Ama hiçbir zaman seçilmişlerin bir darbeyle alaşağı edilmesine taraf olmadım, haklı bulmadım.
Ve hep kınadım, lanetledim, karşı durdum.

Bugün de; "ama'sız, fakat'sız, lakin'siz" siyasi iradenin ve Cumhurbaşkanı'nın yanındayım.
Çünkü ben en kötü sivil yönetimin bile, en iyi darbe idaresinden iyi olduğuna inanmış biriyim.
Bunları tespit ve tescilledikten sonra;
Öyle bir kritik dönemden geçiyoruz ki; hayat-memat meselesi…
Pandemi tüm hızıyla devam ediyor,
Ve daha önemlisi, hep dile getirip ısrarla üzerine parmak bastığım "Ekonomik Pandemi" kapımıza dayanmış halde.

Ve öylesi büyük bir kasırga gibi geliyor ki; 2001 Büyük Krizi, 2008 Küresel Krizi ve bize etkileri, bunun yanında hiç kalır.

Gündemimizde böylesi yakıcı sorunlar varken, kalıcı riskler barındırırken ve geleceğimize ipotek koyabilecekken; darbe-marbe de neyin nesi oluyor..!

Konuşmak bile gereksiz,
Söylentisi bile ayıp,
Ve hele de siyasilerin, vekillerin, her kesimden parti teşkilatlarının bunu ciddiye alması bile ülke sorunlarına karşı ciddiyetsizlik…

Yahu bırakın söylentiyi,
Bırakın abesle iştigali,
Bırakın darbeli marbeli sosyal medya oyun ve oynaşını…
Önümüze bakalım, önümüze…
Virüs Pandemi'sine ve ülkenin sorunlarına odaklanalım…
Yeni yeni suni gündemlerle, sanal söylentilerle, gerçekliği olmayacak kadar sakil ve bayağı sosyal medya mesajlarıyla vaktimizi harcamayalım.

Herkese sesleniyorum,

Darbeden medet umana lanet olsun,
Sorunlar yumağı içindeyken darbeyi gündeme getirene lanet olsun.
Bunu ciddiye alıp, vaktini, mesaisini, düşüncesini harcayarak tedirgin olanlara da yazıklar olsun…
Yahu başınızı kaldırıp bakın…
Bizde muhalefet böyle, maalesef…
Acınası haline bakmaz ve kendi içindeki ihtilafları ve gelmekte olan parti içi darbeyi bertaraf etmek için ülkesel bir darbe söylentisine sarılır…

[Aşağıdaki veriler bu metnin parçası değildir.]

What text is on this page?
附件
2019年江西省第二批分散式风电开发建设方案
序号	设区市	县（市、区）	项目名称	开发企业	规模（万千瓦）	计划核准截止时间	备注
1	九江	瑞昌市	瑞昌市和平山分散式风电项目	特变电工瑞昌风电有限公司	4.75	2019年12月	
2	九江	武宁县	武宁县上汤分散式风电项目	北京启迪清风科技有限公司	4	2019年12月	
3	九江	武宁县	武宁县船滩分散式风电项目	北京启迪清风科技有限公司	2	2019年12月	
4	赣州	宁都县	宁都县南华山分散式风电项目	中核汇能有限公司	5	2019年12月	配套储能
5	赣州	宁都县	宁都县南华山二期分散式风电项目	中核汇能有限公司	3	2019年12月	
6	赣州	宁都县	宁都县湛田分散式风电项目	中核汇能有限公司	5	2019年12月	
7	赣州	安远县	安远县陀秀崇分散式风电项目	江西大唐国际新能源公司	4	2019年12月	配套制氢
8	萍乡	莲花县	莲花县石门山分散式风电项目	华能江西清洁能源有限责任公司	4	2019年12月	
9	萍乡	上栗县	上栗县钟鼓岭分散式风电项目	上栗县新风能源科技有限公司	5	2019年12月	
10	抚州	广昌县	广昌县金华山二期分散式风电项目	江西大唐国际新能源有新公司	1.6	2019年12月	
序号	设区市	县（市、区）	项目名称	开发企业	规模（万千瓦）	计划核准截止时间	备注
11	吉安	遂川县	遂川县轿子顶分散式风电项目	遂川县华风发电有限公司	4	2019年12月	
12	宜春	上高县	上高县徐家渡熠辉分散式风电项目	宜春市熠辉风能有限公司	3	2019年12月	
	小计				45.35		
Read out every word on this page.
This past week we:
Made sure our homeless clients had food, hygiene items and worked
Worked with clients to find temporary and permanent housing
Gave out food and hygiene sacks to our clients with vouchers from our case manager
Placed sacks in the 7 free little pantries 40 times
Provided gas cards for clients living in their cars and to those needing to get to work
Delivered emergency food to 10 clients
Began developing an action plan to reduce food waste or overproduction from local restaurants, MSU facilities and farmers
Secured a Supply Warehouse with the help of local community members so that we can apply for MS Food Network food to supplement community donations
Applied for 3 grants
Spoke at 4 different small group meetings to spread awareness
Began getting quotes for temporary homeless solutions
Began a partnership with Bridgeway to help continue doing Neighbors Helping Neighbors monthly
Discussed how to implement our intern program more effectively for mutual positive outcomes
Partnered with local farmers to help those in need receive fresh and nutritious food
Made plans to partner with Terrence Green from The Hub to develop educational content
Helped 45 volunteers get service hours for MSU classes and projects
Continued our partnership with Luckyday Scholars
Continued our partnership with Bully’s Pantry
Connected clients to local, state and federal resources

Muhalefetin genetiği böyle…
Sandıkta yenemedikçe, kronik yenilgi piskozu oluştukça ve artık "öğrenilmiş çaresizlik" sendromu yaşadıkça;
İktidar olacağız olacağız ama yerimiz "dar be" derler…
Veya sofistike, filozofik, metaforik, anakronik bir darbesellik söylemine sarılırlar.

Hal böyleyken;
Hadi muhalefet çaresizlikten, yoksunluktan, başarısızlıktan sığınıyor darbe-marbe dedikodusuna da;
İktidar siyasetçilerine ne oluyor…
Yahu boşverin bunları, boşverin…
Muhatap bile almayın,
Cevap bile vermeye değmez…
Bu millet neyin ne olduğunu iyi biliyor.
Bu halk iktidarın sandıkta değişeceğinin bilincinde…
Aslında CHP de bunun farkında…
Ki; kazandıkları belediyelerde  görmediler mi; değişimin sandıkla olacağını/olabildiğini…
Ama amaçları üzüm yemek değil ki…
Amaçları seçim kazanmak değil ki,
Yani neredeyse yerel seçimlerde bazı belediyeleri keşke kazanmasaydık düşüncesindeler…
Çünkü muhalefet eleştirmeyi, sadece konuşmayı ve periyodik aralarla "darbe" çığırtkanlığı yapmayı sever.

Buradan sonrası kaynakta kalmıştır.